Mesophase texture and defects in thermotropic liquid-crystalline polymers

Abstract
Two rigid/flexible thermotropic polyesters based on 1,10-decane bisterephthaloyl chloride with hydroquinone or methyl hydroquinone have been investigated by transmission electron microscopy. Oriented thin films were prepared by melt spreading on phosphoric acid. After thermal quenching to freeze-in the liquid-crystalline state, films were examined at room temperature using electron microscopy and electron diffraction. High local orientation within 10 µm diameter areas was observed by electron diffraction. Layer-line spacings showed that the molecules adopted a highly aligned conformation.

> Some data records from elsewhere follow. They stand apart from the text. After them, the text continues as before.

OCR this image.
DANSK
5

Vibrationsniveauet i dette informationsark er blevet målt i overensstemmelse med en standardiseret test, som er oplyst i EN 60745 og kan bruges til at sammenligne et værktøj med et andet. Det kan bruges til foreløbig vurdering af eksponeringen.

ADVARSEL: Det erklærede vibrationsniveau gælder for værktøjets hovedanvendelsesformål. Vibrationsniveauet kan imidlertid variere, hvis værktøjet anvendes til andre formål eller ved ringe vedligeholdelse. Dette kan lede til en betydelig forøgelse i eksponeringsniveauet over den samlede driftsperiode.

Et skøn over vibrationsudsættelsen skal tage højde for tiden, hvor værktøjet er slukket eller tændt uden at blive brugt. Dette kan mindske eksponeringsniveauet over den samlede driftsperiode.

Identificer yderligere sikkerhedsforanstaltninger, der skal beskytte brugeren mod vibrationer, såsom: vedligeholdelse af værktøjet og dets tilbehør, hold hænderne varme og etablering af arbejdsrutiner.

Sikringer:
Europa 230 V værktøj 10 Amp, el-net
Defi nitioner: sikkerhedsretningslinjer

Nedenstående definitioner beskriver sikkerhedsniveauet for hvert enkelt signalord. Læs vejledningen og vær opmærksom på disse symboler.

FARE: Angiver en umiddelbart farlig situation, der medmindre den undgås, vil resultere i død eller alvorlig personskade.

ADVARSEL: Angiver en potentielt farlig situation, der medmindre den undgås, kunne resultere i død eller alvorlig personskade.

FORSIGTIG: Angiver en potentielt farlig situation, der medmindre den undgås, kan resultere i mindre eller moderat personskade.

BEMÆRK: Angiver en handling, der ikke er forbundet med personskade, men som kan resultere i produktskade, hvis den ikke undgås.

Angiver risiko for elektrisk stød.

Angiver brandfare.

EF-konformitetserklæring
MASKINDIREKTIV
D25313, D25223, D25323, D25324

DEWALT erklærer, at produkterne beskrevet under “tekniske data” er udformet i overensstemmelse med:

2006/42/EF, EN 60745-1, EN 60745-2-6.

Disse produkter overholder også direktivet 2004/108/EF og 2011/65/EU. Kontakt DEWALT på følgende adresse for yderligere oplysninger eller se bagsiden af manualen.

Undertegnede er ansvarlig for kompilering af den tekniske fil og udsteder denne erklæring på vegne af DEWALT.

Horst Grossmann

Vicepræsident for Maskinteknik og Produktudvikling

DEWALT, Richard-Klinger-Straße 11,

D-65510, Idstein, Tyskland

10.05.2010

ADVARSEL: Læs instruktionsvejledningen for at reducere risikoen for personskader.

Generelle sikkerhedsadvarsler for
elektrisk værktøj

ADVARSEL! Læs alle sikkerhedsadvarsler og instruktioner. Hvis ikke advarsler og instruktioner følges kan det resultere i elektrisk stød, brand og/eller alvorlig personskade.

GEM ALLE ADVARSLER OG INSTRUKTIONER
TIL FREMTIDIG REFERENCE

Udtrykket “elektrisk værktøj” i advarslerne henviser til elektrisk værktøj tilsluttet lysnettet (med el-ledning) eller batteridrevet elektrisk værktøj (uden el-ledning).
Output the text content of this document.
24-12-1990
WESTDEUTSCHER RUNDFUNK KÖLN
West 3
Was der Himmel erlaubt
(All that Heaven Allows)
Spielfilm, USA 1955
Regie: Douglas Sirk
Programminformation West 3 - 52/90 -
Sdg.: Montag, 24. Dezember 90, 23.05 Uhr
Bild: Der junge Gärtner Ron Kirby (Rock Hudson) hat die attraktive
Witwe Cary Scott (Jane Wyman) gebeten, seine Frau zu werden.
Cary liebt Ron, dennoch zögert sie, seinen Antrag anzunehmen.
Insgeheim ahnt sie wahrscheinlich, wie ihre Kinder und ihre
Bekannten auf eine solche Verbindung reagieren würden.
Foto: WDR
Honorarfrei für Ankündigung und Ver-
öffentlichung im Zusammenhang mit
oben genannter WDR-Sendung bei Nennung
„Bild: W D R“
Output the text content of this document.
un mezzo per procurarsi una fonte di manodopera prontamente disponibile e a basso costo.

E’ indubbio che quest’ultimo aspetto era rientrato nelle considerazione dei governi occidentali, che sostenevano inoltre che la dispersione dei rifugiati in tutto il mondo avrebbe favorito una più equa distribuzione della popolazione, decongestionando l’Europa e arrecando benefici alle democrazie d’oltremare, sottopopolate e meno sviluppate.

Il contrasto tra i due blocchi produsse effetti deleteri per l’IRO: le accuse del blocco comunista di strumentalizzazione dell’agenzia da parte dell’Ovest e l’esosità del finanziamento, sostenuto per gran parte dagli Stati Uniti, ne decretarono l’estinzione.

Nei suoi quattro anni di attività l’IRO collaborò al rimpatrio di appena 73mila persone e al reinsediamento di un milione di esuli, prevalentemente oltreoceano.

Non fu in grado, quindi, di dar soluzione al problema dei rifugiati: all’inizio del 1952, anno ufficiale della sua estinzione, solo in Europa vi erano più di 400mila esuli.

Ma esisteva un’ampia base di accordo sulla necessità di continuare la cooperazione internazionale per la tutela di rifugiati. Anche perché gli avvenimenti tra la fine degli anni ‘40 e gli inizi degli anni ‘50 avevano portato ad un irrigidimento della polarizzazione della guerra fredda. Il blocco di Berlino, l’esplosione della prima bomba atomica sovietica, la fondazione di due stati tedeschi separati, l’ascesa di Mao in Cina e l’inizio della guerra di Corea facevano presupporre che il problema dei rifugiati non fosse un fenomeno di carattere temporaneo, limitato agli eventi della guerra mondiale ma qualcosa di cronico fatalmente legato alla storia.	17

Multiple equatorial reflections in the unsubstituted polymer and the formation of a single-crystal-like texture on annealing the frozen liquid-crystalline state in the methyl-substituted polymer suggest biaxial chain packing in the liquid-crystalline state. Bright-field images of the quenched films were essentially featureless, but equatorial dark field and polarized-light optical images revealed an alternating band structure. Annealing below the crystal-melting transition results in the growth of lamellae which decorate the overall pattern of molecular order in the precursor frozen liquid-crystalline state. The 200 Å thick lamellae provide high contrast and resolution for observation of characteristic mesophase texture and defects. The molecular trajectory across the transverse bands is found to be sawtoothed rather than serpentine. Two types of disclination lines have been observed: non-singular S=±1 disclination loops lying in the plane of the films with their loop axes oriented along the overall chain-axis direction and S=±½ disclination lines lying normal to the film surface. The semicrystalline microstructure consists of thin lamellae separated by frozen liquid-crystal regions. The single-crystal-like texture of the oriented lamellae, together with the nature of the meridional scattering, suggests a biaxial smectic liquid-crystalline phase for these polymers. The liquid-crystalline state is not believed to consist of an intrinsic polydomain structure but rather a continuous liquid-crystalline medium containing various types of disclinations.